On “Current Affairs,” attention returns to tone shaping and low-register operation. Elling’s sustained lower tones carry full resonance without diffusion, supported by efficient airflow and relaxed placement. As the ensemble gradually expands, his phrasing adapts as lines lengthen, vibrato widens slightly, and tonal density increases in proportion to the surrounding texture. The transition into the trumpet feature is handled through a sustained vocal tone that functions as a pivot, demonstrating structural awareness without overt signaling. His role here is not to dominate the transition, but to facilitate it.
Across the album, Elling’s technical profile reveals itself through consistent application. His range is not presented as an exhibition but as a continuum. Low-register tones carry the same supported resonance as his upper-register climaxes, with no audible break in timbral identity. When he ascends, the sound does not thin or strain; it opens, sounding supported, centered, and allowed to expand without excess pressure. Vibrato is often delayed, introduced as a controlled extension rather than a default condition. This preserves pitch integrity before widening into expressive space. Descending lines retain clarity and density, indicating not a shift in mechanism but a recalibration of airflow and internal shaping.
His phrasing reflects a high degree of positional accuracy, often aligning with the ensemble’s sectional logic. Each line enters with intent, develops through clearly articulated internal shapes, and resolves with controlled release. Elling frequently synchronizes with the ensemble figures even when rhythmically independent. Consonants act as percussive tools rather than linguistic markers, giving attacks a defined edge that allows the voice to sit alongside brass and reeds without softening articulation.

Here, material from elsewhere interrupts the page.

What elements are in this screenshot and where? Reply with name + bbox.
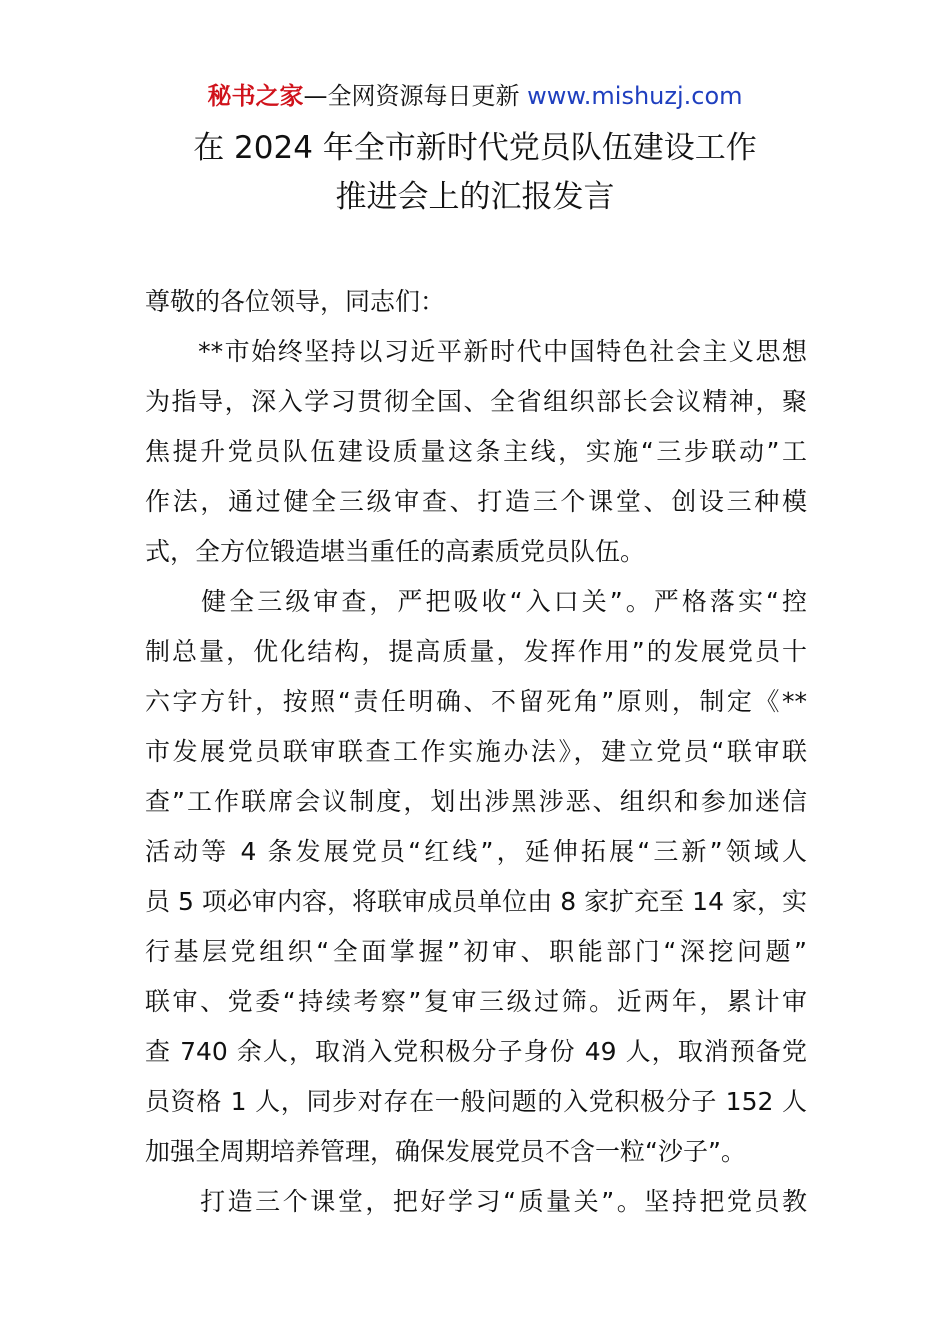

At the same time, he extends phrases across barlines with uninterrupted breath flow, avoiding the fragmentation that can occur when vocal lines reset instead of sustaining.
Rhythmically, Elling demonstrates adaptive placement that shifts according to context. In swing settings, he settles slightly behind the beat, creating a grounded pocket that interlocks with the rhythm section; in groove-oriented passages, his placement aligns more directly with the rhythm section’s subdivisions while still introducing micro-displacements of subtle anticipations and delayed resolutions that preserve forward motion. In rubato contexts, his timing becomes gesture-based, coordinating entrances and releases with ensemble movement rather than relying on a fixed pulse.
Elling’s technique is consistently deployed with awareness of ensemble structure. He does not rely on projection to assert presence; instead, he adjusts amplitude, articulation, and tonal weight to occupy a precise position within the orchestral texture. In denser passages, the sound narrows, allowing the ensemble to expand without competition. These choices avoid the common failure of vocal overcompensation in big band settings. In more open spaces, his tone broadens, filling the available spectrum while maintaining clarity of line. The result is not a voice imposed on the ensemble, but one fully assimilated inside its moving architecture.
Elling’s achievement in In the Brass Palace is rooted in sustained technical reliability across shifting demands. His voice remains centered and operational, whether navigating wide intervallic lines, maintaining pitch stability in extended upper-register passages, or aligning precisely within complex ensemble textures. The result is a performance in which the vocal instrument functions continuously with a big band. Elling matches the precision, flexibility, and responsiveness required of any instrument inside the WDR Big Band.